Obama powtórnie zaprzysiężony

Aktualizacja:

Widział to cały świat - podczas zaprzysiężenia przez Baracka Obamę na 44 prezydenta Stanów Zjednoczonych doszło do pomyłki. Uznano ją za na tyle poważną, że... Barack Obama powtórnie złożył przysięgę, tyle że już bez wielkiej oprawy.

Do gafy doszło z powodu pomyłki prezesa Sądu Najwyższego Johna Robertsa, który pomylił kolejność słów przysięgi.

Pomyłka dotyczyła słów "że będę wykonywać urząd Prezydenta Stanów Zjednoczonych z oddaniem" - taką wersję podał nowemu prezydentowi Roberts. Poprawnie miało być jednak: "że będę z oddaniem wykonywać urząd Prezydenta Stanów Zjednoczonych".

Przysięga nieważna?

To właśnie z tego powodu niektórzy z ekspertów uznali, że Obama powinien powtórzyć przysięgę.

- To powinno mu zająć zaledwie 30 sekund. Może to zrobić prywatnie, to niewielka sprawa. Powinien to zrobić, żeby być bezpiecznym - mówił Jack Beerman, który zajmuje się działalnością Sądu Najwyższego. - Pytanie czy Obama jest prezydentem do momentu kiedy powtórzy przysięgę pozostaje otwarte - stwierdził.

Podobnego zdania był Jonathan Turley z uniwersytetu George Washington University. - Chyba powinien powtórzyć przysięgę - uznał Turley, dodając: - Jeśli tego nie zrobi, znajdą się ludzie, którzy przez kolejne cztery lata będę argumentować, że nie przestrzegał konstytucjonalnych standardów.

Przysięga powtórzona

Choć były i głosy bagatelizujące cała sytuację, w Białym Domu najwyraźniej uznano, że lepiej dmuchać na zimne i złożenie przysięgi powtórzono. Tym razem John Roberts rotę przysięgi odczytał bezbłędnie, a prezydent Barack Obama powtórzył ją.

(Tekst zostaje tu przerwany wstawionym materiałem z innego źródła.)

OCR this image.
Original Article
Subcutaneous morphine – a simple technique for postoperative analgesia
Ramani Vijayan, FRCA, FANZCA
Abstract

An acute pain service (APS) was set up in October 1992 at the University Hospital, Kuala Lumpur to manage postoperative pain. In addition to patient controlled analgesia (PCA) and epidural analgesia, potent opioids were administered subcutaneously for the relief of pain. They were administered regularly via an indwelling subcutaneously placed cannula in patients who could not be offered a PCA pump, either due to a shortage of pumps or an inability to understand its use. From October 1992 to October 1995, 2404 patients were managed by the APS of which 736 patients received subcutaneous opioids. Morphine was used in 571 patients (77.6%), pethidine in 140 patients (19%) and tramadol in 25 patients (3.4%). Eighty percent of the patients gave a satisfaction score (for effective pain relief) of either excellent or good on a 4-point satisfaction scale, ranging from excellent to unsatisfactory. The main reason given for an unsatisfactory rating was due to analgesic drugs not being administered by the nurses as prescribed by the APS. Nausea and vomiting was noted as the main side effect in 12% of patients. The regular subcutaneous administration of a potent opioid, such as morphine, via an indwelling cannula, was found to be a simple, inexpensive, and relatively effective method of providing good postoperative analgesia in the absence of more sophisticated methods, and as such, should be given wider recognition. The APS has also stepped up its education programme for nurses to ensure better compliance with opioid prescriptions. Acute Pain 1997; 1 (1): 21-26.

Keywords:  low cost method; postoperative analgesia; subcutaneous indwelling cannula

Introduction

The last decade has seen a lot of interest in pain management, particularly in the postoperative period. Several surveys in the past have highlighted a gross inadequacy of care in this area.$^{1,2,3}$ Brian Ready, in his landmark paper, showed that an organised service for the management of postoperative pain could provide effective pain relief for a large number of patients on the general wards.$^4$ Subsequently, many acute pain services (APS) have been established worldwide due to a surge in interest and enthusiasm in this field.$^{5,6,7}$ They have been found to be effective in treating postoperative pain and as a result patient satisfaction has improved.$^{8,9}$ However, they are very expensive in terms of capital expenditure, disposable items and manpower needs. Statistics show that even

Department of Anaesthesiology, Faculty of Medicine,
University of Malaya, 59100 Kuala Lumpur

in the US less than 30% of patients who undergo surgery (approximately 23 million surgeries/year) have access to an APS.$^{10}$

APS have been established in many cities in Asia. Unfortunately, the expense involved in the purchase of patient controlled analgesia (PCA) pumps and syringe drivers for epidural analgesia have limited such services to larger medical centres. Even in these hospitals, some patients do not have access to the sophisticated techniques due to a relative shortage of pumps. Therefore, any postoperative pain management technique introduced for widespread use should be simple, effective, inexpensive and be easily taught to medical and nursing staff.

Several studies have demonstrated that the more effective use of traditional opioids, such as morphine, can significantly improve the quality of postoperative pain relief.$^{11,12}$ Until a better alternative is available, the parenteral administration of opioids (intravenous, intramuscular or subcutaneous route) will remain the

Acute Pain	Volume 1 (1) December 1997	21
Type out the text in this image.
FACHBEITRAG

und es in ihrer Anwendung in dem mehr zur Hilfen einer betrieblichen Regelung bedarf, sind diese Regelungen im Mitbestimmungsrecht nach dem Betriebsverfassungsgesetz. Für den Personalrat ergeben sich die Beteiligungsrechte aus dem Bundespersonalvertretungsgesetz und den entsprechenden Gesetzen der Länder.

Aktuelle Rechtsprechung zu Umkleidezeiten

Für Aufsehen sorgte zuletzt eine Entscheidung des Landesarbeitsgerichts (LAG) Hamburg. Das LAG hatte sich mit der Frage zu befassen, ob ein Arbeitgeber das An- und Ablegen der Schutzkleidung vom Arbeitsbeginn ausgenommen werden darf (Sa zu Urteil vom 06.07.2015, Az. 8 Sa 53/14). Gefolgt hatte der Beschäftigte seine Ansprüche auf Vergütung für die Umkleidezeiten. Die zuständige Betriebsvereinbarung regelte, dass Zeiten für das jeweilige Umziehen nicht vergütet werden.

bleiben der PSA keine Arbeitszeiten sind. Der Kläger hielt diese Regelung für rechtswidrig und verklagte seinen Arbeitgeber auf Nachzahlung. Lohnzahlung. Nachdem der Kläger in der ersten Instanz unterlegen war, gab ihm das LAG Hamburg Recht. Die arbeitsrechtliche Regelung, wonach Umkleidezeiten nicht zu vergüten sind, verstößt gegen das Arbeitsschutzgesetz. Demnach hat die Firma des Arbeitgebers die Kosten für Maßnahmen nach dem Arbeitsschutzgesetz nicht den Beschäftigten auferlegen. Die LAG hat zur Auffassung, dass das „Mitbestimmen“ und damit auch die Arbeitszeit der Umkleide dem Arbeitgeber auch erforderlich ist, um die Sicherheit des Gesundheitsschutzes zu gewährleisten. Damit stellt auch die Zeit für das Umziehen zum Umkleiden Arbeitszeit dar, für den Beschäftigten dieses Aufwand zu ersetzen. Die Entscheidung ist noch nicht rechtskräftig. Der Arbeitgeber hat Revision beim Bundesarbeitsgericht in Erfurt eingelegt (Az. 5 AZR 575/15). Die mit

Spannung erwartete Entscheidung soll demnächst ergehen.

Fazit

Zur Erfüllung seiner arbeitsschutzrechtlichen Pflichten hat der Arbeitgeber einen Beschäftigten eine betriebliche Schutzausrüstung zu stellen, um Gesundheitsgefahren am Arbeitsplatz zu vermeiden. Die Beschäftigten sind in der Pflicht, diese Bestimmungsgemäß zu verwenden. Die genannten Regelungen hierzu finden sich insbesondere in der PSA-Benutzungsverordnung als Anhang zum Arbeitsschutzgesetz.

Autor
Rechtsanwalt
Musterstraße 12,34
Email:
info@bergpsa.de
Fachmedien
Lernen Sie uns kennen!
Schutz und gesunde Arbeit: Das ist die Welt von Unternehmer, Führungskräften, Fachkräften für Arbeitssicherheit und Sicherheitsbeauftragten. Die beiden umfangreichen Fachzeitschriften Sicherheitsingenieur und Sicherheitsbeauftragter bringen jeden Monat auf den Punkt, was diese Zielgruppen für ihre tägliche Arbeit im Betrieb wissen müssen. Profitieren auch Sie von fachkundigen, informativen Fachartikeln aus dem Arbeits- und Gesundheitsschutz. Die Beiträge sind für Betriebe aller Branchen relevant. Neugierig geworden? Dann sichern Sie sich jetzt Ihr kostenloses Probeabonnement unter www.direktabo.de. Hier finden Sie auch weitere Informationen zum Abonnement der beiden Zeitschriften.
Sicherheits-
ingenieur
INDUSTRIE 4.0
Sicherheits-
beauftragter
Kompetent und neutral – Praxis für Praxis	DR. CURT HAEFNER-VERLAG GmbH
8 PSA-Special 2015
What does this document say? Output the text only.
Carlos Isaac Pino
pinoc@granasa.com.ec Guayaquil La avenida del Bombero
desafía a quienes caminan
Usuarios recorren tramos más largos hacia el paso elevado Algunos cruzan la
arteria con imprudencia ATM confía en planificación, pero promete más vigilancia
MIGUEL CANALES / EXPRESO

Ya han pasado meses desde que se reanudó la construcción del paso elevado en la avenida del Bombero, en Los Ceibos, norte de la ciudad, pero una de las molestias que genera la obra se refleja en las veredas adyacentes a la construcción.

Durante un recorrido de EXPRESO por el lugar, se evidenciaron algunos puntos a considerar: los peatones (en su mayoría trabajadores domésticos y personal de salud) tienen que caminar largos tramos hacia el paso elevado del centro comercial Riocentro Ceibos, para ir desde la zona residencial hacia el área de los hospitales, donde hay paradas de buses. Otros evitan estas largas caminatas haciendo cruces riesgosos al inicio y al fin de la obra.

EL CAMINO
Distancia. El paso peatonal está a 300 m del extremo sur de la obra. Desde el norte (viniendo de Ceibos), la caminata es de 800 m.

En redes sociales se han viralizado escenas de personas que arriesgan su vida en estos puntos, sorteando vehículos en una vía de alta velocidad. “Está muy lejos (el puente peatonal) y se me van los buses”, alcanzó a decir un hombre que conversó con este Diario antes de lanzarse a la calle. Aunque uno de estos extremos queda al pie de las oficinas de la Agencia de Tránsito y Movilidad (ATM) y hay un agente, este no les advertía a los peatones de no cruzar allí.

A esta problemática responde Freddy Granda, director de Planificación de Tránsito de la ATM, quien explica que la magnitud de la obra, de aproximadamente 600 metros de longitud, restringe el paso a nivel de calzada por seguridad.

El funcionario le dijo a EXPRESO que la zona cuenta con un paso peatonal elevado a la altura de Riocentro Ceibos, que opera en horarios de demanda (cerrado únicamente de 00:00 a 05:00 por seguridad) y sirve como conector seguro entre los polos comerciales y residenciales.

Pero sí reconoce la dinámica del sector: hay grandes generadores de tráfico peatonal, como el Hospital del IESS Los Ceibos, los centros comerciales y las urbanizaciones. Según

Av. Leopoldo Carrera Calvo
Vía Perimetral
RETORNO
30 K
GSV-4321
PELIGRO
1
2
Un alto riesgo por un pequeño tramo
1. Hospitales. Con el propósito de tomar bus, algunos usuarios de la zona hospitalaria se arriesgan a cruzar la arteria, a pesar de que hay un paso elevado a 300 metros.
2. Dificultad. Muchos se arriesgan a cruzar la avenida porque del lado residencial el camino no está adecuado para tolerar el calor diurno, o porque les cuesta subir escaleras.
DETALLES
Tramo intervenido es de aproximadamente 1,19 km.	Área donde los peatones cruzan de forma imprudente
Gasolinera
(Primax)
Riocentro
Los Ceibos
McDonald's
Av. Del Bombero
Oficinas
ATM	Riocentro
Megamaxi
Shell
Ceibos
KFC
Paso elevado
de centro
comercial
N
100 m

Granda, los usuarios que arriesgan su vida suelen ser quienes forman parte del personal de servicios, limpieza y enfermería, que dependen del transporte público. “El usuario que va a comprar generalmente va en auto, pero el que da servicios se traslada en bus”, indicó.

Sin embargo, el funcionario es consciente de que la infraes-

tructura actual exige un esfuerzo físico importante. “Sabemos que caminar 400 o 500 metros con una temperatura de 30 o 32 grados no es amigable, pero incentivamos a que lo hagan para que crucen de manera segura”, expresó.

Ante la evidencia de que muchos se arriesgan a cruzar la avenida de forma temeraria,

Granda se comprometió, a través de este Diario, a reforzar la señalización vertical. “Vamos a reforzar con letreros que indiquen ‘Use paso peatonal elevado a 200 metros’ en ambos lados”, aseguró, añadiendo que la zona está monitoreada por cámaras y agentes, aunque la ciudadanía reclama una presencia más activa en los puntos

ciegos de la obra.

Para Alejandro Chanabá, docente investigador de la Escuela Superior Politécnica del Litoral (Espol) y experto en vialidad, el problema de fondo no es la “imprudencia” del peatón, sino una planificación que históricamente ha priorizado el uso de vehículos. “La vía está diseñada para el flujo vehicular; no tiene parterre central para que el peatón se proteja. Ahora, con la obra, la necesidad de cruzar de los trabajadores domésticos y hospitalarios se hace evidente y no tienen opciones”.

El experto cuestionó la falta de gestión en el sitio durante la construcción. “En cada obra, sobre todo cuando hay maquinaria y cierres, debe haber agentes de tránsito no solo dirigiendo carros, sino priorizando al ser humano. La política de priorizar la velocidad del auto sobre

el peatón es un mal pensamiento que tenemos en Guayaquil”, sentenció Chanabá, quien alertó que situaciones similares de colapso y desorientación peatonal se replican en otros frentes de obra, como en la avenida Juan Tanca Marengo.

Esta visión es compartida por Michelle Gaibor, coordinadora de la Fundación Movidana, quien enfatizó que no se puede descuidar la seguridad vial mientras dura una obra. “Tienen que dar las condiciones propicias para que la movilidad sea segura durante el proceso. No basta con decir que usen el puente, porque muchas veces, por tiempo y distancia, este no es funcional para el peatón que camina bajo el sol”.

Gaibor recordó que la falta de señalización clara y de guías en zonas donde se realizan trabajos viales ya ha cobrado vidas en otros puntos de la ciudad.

Wszystko odbyło się w asyście akredytowanych przy Białym Domu dziennikarzy. Wyjaśniono przy tym, że nie ma wątpliwości, iż Obama we wtorek został zaprzysiężony prawidłowo. Jednakże, ponieważ dokładny tekst przysięgi zawarty jest w konstytucji, powtórzono ją przez wzgląd na zachowanie ostrożności.

Powtórzenie przysięgi miało miejsce w historii Stanów Zjednoczonych dwukrotnie. Ponownie przysięgali Chester Arthur w 1881 roku oraz Calvin Coolidge w 1923 roku.